Entretanto, a crise também gerou uma necessidade de caixa para os investidores em fundos DI. No mês de março, os resgates foram de R$ 16 bilhões nos fundos acompanhados no guia de fundos do Valor Investe.
Para fazer frente aos resgates, os gestores tiveram que vender os papéis da carteira. Além dos títulos públicos, precisaram também vender parcela das posições em crédito privado.
Isso provocou a desvalorização dos títulos privados e a queda na rentabilidade dos fundos. Se o mercado estivesse funcionando normalmente, os fundos não teriam dificuldade para se desfazer de suas posições.
Caso não encontrassem compradores no mercado secundário, os fundos poderiam se socorrer junto às instituições financeiras. Entretanto, no momento no momento atual, os bancos têm evitando os títulos privado.

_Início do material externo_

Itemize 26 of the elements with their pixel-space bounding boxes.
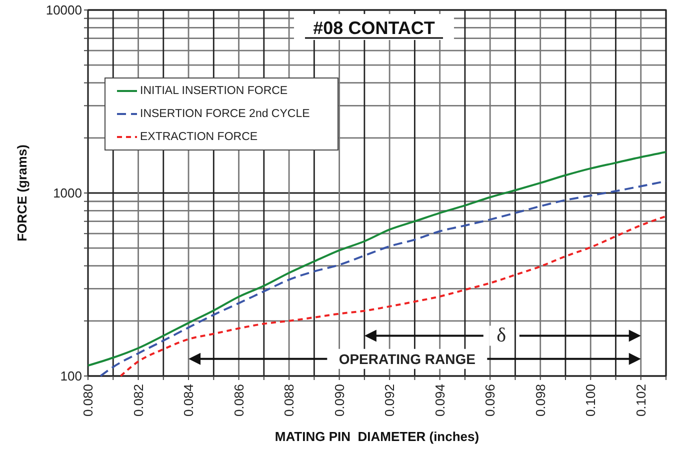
legend-label: EXTRACTION FORCE xyxy=(140,131,258,143)
line-series xyxy=(120,215,667,377)
y-tick-label: 100 xyxy=(60,368,82,384)
y-axis-title: FORCE (grams) xyxy=(14,144,30,242)
annotation: δ xyxy=(496,324,506,347)
annotation: OPERATING RANGE xyxy=(338,350,476,367)
line-series xyxy=(100,180,667,377)
x-tick-label: 0.094 xyxy=(432,384,448,417)
x-tick-label: 0.084 xyxy=(181,384,196,417)
x-tick-label: 0.098 xyxy=(532,384,548,417)
x-tick-label: 0.092 xyxy=(382,384,398,417)
chart-title: #08 CONTACT xyxy=(313,18,435,38)
x-tick-label: 0.090 xyxy=(332,384,347,417)
line-series xyxy=(87,150,667,367)
legend-label: INSERTION FORCE 2nd CYCLE xyxy=(140,108,310,120)
x-tick-label: 0.102 xyxy=(633,384,648,417)
x-tick-label: 0.082 xyxy=(130,384,146,417)
x-tick-label: 0.086 xyxy=(231,384,246,417)
y-tick-label: 10000 xyxy=(46,2,82,18)
x-tick-label: 0.080 xyxy=(80,384,96,417)
y-tick-label: 1000 xyxy=(53,186,82,200)
x-axis-title: MATING PIN DIAMETER (inches) xyxy=(274,429,480,444)
legend-label: INITIAL INSERTION FORCE xyxy=(140,85,288,97)
x-tick-label: 0.096 xyxy=(482,384,498,417)
x-tick-label: 0.100 xyxy=(583,384,598,417)
x-tick-label: 0.088 xyxy=(282,384,297,417)
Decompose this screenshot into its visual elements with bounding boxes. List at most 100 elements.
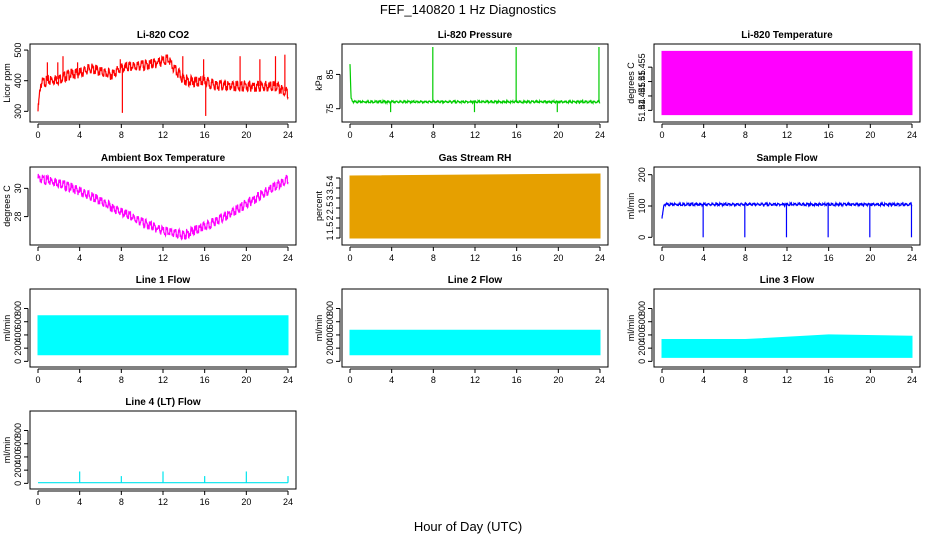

No atual momento os bancos precisam de caixa para suprir as esperadas demandas por novos empréstimos de seus clientes. Além disso, ao comprar um papel privado, a instituição financeira precisa provisionar reservas, o que dificulta a alavancagem de novos negócios.
A queda de rentabilidade dos fundos DI foi provocada pela desvalorização dos títulos de crédito privado. Carteiras concentradas em LFTs e demais títulos públicos passaram sem arranhões por essa crise.